As President Donald Trump's nominee for Secretary of Agriculture, former Georgia Gov. Sonny Perdue, goes in front of the Senate, it bucks a recent trend of Midwest leadership at the U.S. Department of Agriculture. And it is making many in the farm country of the Midwest and Great Plans a little leery.
Coupled with the appointments of leaders from Oklahoma and Texas to head the Environmental Protection Agency (EPA) and the Department of Energy, respectively, there looks to be a shift in the power center of the parts of the federal government that most directly impact agriculture.
Trump picked former Oklahoma Attorney General Scott Pruitt to head the EPA and former Texas Gov. Rick Perry to lead the Energy Department.
When the presidency changes from one party to the other, political appointments can lead to an ideological shake-up across departments. In this case, however, it is not the change from Republicans to Democrats that has some Midwest farmers worried.
“Region trumps party,” says Iowa State University agriculture economist Chad Hart. “That's going to be a dramatic shift from what we've seen in the recent past when we've basically had northern leadership guiding agriculture.”
The past three secretaries of agriculture, Tom Vilsack, Ed Schafer and Mike Johanns, came from the Midwest, where corn, soybeans and wheat dominate. Now, some fear a greater focus on southern crops like cotton, peanuts and rice, which could result in a smaller piece of the federal pie for the Corn Belt. That is especially troubling given that corn farmers are coming off three consecutive years of lower incomes and corn prices remain stubbornly low.

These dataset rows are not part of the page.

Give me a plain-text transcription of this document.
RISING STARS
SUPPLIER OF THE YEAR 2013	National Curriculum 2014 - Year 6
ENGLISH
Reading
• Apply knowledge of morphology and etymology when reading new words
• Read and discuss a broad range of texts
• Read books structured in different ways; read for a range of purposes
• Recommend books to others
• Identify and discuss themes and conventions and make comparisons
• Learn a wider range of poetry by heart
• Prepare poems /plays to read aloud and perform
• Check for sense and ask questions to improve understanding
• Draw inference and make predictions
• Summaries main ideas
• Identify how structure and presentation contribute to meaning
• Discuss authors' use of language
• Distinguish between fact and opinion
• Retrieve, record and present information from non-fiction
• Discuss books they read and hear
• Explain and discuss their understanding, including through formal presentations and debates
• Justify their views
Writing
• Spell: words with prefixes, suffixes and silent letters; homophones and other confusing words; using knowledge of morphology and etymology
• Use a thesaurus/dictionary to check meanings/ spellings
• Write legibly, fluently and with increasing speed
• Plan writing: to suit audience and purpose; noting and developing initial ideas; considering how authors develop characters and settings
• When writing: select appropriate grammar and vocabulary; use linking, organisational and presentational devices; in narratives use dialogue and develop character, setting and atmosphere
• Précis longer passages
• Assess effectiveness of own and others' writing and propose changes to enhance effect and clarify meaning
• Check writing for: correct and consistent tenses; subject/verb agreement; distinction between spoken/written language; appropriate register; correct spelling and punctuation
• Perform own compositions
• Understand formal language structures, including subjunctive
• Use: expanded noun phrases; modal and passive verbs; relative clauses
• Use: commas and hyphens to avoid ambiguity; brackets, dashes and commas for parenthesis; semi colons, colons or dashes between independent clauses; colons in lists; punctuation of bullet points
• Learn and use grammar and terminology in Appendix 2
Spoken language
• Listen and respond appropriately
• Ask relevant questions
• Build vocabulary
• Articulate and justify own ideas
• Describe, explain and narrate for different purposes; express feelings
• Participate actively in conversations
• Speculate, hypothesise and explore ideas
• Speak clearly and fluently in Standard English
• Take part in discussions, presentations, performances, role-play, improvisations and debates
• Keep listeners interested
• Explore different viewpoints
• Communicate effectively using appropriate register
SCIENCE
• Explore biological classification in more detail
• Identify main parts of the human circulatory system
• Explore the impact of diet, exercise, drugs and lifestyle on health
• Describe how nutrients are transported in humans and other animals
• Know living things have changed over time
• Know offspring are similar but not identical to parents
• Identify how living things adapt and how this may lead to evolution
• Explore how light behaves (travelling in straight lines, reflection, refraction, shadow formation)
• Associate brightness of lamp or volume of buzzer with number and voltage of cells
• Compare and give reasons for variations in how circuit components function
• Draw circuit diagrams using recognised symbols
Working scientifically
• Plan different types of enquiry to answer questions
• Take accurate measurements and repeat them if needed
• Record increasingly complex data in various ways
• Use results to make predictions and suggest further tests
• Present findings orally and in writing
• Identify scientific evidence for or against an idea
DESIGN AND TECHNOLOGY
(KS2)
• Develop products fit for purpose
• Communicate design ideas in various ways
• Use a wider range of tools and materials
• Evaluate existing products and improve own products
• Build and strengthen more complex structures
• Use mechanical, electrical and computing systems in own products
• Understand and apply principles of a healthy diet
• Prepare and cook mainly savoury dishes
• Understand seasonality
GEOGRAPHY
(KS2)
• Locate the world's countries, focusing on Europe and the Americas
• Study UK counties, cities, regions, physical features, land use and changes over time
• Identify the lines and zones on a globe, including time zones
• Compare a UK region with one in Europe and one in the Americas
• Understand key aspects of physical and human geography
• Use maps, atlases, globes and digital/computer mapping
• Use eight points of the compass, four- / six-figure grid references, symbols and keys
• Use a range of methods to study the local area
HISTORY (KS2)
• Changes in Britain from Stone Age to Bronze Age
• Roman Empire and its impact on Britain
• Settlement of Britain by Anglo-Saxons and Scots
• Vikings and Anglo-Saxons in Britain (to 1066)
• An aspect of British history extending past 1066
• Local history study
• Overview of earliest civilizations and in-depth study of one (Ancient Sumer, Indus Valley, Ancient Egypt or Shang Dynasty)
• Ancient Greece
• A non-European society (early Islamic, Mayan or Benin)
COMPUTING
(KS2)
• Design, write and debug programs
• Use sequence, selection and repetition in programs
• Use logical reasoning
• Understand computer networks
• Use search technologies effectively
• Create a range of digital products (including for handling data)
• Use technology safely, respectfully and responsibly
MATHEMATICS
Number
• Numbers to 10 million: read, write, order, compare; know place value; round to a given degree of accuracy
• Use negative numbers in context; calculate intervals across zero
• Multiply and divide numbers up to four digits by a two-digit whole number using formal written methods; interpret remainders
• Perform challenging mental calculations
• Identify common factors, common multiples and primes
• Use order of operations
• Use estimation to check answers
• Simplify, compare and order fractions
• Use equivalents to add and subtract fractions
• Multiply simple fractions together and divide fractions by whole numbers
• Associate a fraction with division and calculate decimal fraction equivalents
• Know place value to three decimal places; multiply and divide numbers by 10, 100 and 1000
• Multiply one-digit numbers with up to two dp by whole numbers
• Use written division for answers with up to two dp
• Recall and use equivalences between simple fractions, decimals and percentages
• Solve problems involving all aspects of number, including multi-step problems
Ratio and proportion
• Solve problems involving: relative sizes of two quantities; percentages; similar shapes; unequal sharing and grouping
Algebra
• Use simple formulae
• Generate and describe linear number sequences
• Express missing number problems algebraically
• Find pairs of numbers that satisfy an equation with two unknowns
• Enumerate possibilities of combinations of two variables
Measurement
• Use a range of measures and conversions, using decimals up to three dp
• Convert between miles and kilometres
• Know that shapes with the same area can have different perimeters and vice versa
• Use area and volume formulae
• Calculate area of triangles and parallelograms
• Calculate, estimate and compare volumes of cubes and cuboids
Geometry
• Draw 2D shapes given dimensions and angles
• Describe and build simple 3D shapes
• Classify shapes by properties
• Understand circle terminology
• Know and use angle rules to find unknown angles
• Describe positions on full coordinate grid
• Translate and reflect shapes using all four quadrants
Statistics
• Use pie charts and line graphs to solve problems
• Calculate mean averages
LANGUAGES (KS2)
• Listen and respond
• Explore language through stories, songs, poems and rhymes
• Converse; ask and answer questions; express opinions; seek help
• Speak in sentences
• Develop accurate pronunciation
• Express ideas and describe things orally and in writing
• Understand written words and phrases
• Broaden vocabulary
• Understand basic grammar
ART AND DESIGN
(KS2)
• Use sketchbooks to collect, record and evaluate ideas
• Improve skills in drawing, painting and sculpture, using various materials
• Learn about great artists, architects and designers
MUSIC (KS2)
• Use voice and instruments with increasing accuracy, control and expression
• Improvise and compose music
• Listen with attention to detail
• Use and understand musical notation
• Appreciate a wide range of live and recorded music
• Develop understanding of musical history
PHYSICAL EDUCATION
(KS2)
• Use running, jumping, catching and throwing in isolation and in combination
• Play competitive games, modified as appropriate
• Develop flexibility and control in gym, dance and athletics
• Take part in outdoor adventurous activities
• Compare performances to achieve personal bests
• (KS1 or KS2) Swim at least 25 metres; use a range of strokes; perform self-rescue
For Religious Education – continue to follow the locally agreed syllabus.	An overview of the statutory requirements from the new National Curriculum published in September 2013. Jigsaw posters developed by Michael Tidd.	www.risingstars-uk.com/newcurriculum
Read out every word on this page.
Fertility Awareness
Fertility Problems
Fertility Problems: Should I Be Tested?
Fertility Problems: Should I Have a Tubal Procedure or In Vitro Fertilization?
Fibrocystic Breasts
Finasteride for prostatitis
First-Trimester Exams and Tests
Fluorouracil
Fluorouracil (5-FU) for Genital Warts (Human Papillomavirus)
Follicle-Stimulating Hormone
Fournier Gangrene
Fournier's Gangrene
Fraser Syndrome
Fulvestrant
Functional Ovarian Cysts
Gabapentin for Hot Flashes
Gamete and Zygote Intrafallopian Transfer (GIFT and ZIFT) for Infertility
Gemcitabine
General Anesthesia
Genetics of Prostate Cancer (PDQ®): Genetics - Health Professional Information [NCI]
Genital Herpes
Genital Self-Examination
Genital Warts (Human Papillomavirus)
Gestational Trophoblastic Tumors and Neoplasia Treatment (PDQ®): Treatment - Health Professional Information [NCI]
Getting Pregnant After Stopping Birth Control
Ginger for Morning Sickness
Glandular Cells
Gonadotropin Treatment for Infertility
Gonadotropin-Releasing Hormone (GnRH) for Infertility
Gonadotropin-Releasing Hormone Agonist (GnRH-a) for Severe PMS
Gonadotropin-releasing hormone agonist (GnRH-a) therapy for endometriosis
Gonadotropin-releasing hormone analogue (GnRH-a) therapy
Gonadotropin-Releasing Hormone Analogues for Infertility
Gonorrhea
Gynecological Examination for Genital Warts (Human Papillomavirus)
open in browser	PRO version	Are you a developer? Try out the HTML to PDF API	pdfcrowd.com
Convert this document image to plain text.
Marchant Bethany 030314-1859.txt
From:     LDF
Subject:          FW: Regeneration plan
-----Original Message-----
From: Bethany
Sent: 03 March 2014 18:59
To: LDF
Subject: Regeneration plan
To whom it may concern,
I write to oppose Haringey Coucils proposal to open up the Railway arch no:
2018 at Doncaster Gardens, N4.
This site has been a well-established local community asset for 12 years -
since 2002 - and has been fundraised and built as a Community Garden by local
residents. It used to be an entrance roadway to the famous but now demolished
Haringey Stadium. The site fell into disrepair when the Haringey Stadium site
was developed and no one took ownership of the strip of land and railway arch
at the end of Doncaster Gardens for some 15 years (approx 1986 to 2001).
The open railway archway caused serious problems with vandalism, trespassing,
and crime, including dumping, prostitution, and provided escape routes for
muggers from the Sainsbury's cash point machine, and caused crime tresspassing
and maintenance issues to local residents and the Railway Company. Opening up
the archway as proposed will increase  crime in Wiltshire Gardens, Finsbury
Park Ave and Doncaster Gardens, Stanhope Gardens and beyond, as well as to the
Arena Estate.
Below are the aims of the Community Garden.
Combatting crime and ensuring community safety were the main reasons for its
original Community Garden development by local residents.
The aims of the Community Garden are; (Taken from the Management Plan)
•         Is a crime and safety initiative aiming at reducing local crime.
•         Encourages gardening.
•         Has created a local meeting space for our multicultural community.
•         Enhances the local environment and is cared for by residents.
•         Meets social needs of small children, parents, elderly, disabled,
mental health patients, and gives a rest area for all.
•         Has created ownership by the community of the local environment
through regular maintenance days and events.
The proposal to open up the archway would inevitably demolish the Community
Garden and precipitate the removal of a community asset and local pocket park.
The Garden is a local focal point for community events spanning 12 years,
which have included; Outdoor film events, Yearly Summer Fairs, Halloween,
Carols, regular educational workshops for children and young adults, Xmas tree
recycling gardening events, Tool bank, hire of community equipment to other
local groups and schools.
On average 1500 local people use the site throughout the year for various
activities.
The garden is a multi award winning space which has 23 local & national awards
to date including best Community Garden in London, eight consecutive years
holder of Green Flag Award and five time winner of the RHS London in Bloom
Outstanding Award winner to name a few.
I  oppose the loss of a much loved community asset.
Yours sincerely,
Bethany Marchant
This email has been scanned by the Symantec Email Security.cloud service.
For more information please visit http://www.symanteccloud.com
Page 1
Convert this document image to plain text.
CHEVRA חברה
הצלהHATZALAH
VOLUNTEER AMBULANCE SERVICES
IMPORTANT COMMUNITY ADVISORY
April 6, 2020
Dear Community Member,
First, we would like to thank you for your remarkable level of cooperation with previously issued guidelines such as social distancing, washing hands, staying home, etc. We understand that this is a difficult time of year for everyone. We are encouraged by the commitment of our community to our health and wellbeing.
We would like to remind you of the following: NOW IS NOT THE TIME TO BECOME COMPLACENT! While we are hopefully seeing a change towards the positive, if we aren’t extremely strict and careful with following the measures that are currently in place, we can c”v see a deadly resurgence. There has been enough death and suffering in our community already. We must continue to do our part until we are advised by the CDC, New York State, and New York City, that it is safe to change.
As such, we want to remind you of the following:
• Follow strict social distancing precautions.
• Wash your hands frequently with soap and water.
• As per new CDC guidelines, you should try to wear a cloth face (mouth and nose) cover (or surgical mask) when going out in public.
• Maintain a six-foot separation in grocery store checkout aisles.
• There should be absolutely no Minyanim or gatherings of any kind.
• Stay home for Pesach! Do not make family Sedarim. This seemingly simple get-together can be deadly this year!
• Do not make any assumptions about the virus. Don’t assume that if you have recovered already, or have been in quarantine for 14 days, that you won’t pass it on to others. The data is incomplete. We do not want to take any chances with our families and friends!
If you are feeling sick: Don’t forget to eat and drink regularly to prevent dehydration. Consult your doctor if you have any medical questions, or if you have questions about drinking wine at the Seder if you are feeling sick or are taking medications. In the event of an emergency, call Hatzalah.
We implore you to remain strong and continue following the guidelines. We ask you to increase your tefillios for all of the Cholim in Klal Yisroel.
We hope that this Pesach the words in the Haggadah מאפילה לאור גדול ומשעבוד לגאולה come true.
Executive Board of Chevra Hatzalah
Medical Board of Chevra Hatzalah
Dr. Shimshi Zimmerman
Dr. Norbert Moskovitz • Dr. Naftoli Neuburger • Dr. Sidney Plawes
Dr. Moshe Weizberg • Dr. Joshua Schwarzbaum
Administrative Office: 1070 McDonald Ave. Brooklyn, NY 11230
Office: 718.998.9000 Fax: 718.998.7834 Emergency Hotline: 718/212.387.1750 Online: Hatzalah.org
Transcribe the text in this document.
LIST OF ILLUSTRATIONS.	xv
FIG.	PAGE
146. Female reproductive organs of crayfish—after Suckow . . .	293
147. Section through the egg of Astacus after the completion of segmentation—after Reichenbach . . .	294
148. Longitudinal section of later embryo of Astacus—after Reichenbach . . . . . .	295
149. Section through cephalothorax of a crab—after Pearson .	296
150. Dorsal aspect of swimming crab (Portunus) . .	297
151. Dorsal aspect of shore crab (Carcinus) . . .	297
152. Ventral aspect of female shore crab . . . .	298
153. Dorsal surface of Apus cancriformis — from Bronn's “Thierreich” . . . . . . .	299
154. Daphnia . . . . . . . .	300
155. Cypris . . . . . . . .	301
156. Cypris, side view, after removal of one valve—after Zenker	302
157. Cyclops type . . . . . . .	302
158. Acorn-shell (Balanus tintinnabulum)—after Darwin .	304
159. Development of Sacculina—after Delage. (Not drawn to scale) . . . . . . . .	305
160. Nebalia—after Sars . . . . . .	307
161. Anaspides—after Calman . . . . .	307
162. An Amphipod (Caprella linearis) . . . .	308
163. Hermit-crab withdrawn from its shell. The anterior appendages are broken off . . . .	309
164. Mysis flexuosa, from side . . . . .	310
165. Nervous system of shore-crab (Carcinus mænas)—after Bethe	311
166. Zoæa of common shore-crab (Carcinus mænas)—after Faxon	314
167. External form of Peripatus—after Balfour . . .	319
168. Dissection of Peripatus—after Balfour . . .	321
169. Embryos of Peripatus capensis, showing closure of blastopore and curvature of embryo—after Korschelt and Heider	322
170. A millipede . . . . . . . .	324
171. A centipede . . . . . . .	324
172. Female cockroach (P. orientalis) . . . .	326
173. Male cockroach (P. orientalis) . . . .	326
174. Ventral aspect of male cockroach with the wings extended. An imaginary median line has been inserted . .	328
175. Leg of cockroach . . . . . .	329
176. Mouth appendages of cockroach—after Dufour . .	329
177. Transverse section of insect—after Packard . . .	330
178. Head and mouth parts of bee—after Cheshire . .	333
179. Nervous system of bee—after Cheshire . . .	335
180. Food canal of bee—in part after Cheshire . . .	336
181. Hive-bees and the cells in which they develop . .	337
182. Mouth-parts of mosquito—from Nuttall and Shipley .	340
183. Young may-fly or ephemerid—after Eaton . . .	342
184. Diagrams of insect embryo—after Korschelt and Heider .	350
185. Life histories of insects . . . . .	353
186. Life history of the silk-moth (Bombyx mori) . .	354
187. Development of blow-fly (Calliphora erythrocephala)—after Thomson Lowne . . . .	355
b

“There's a lot of concern,” says central Iowa farmer Aaron Lehman. “Are we going to see a shift in concentration of efforts from one part of the country's commodities to another part of the country's commodities?”
Most changes to food and agriculture policy will likely take place in the Farm Bill and in renewable fuels law.
The Farm Bill is massive legislation that contains everything from farm subsidies to food stamps. Lawmakers have until the current bill expires in late 2018 to craft a new one. Lehman, who is president of the Iowa Farmers’ Union, says politicians, farmers and consumers need to be on the same page.
“Unless we see our food policy as being important to everyone in the country,” he says, “we're really not going to come out with strong farm policy in the end.”
If past is precedent, the continued pairing of farm policies with nutrition programs will remain critical, particularly for attracting the broad-base of support Lehman mentioned. And nutrition programs are one place where regional differences fall away. Jim Weill, president of the Food Research and Action Center, says nutrition is important to all regions of the country, across urban, rural and suburban communities.
“It's important that legislators and the media and rural communities understand that food stamps are a key part of rural development,” Weill says.
Urban, suburban and rural residents alike rely on nutrition programs when they cannot afford food. And Weill says those federal dollars can have an even greater impact in small towns where they are often spent quickly and locally.
Economists say tweaks rather than grand-scale changes are most likely in the next Farm Bill. Iowa State University agriculture economist Bruce Babcock says if the process goes as it should, the House and Senate agriculture committees should be aiming to get all regions the programs they need, but that won’t be easy.
“Sometimes that's very hard to do and still try to maintain some kind of overall justification for their subsidies,” Babcock says.
In what is shaping up to be a tight budgeting year, those justifications may need to be even more rock solid than in years past.
The other major federal law corn farmers, especially in the Midwest, are watching is the Renewable Fuel Standard. The RFS sets the amounts of ethanol that must go into the country’s gasoline – guaranteeing a certain size market for corn. Obama’s Secretary of Agriculture, former Iowa Gov. Tom Vilsack, was an ardent supporter of ethanol. Now, Babcock says, the RFS might be a greater cause for farmer angst. It is not going away, he says, but it may not grow, either.
“If I was a crop farmer, I would be nervous about having a stagnant market for ethanol,” Babcock says, “at best a stagnant market. And then without much growth potential from this administration.”
In Trump’s Cabinet, oil-rich states like Texas and Oklahoma are well represented, making some in the Corn Belt worry about the future of corn-based ethanol.
“We would like to see renewable fuels grow again,” says Monte Shaw, director of the Iowa Renewable Fuels Association. But Shaw doesn’t find Trump’s cabinet picks discouraging because he feels confident the Trump administration won’t do anything to, as he says, “mess with the RFS.” He says campaigning in Iowa taught Trump how important it is.
“He learned very quickly that if you want American energy and American jobs, and you're in rural America, that equals renewable fuels,” Shaw says.
While farmers gear up to push for the programs they think will best support their businesses, most will tell you they plan to be out planting and harvesting, season after season, no matter what Congress does. But, if the economy lingers in the doldrums, there may soon be some farmers who just can’t go on. And for them, any federal policy changes may be too late.